Menikah karena perjodohan, dihamili tanpa sengaja, lalu diceraikan. Enam tahun kemudian Renata tak sengaja bertemu dengan mantan suami dalam situasi yang tak terduga.
Bertemu kembali dengan Renata dalam penampilan yang berbeda, membuat Mirza jatuh dalam pesonanya. Yang kemudian menumbuhkan hasrat Mirza untuk mendapatkan Renata kembali. Lantas apakah yang akan dilakukan oleh Renata? Apalagi ketika Mirza tahu telah ada seorang anak yang lahir dari hasil ketidaksengajaan dirinya di malam disaat ia mabuk berat. Timbullah keinginan Mirza untuk merebut anak itu dari tangan Renata. Apakah Renata akan membiarkan hal itu terjadi? Ataukah Renata akan membuka hati untuk pria lain demi menghindari mantan suaminya itu?
“Kamu sudah menceraikan aku. Diantara kita sudah tidak ada hubungan apa-apa lagi. Jadi tolong jangan ganggu aku.”
- Renata Amalia -
“Kamu pernah jadi milikku. Sekarang pun kamu harus jadi milikku lagi. Akan aku pastikan kamu dan anak kita akan berkumpul kembali.”

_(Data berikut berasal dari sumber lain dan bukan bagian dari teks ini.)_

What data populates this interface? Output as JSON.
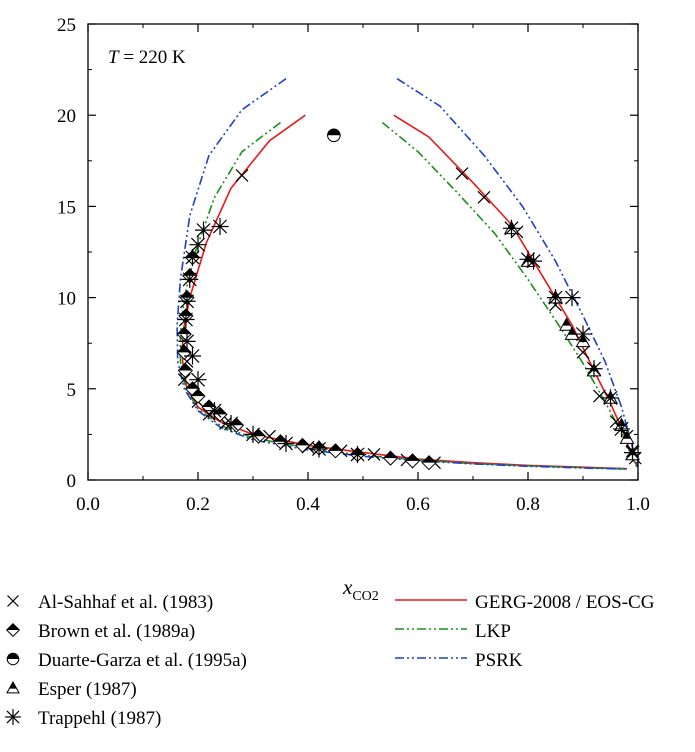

Karya ini diterbitkan atas izin NovelToon Fhatt Trah, isi konten hanyalah pandangan pribadi pembuatnya, tidak mewakili NovelToon sendiri
31. Masa Lalu Yang Sama
PMI 31. Masa Lalu Yang Sama
“Pi, kasihan sekali Renata, ya? Diselingkuhi suaminya terang-terangan. Mami bisa bayangkan gimana sakitnya Renata saat diselingkuhi suaminya,” ujar Sofie sembari naik ke atas tempat tidur, duduk di samping Hamdan sambil bersandar pada head board. Sebelum berlayar ke pulau kapuk, sepasang suami isteri itu selalu menyempatkan waktu untuk mengobrol.
Hamdan menghela napas. Kemudian menutup ponsel dan menaruhnya pada meja nakas di sisi kanannya.
“Mana saat itu dia sedang hamil, lagi. Pasti sakit sekali rasanya, Pi. Perempuan muda, cantik, dan sebaik Renata, kok, bisa diselingkuhi. Mama tidak habis pikir dengan mantan suaminya itu. Benar-benar laki-laki yang tidak pandai bersyukur. Mami, kok, jadi kasihan ya sama Renata, Pi. Mami jadi merasa bersalah sempat menilainya salah,” sesal Sofie yang sempat berpikiran buruk tentang Renata.
“Makanya, Mi. Jangan suka menilai orang lain hanya dari penampilannya saja. Kalau Papi, sih, mending Renata daripada siapa, tuh, mantan pacarnya Tony? Yang diputusin Tony gara-gara ketahuan jadi simpanan om-om?” cibir Hamdan mengingat seorang gadis cantik yang pernah menjalin hubungan dengan puteranya. Gadis muda itu kedapatan selingkuh dan menjadi simpanan pria hidung belang demi memenuhi gaya hidupnya. Padahal Tony adalah pria yang cukup royal. Tapi tetap saja masih diselingkuhi.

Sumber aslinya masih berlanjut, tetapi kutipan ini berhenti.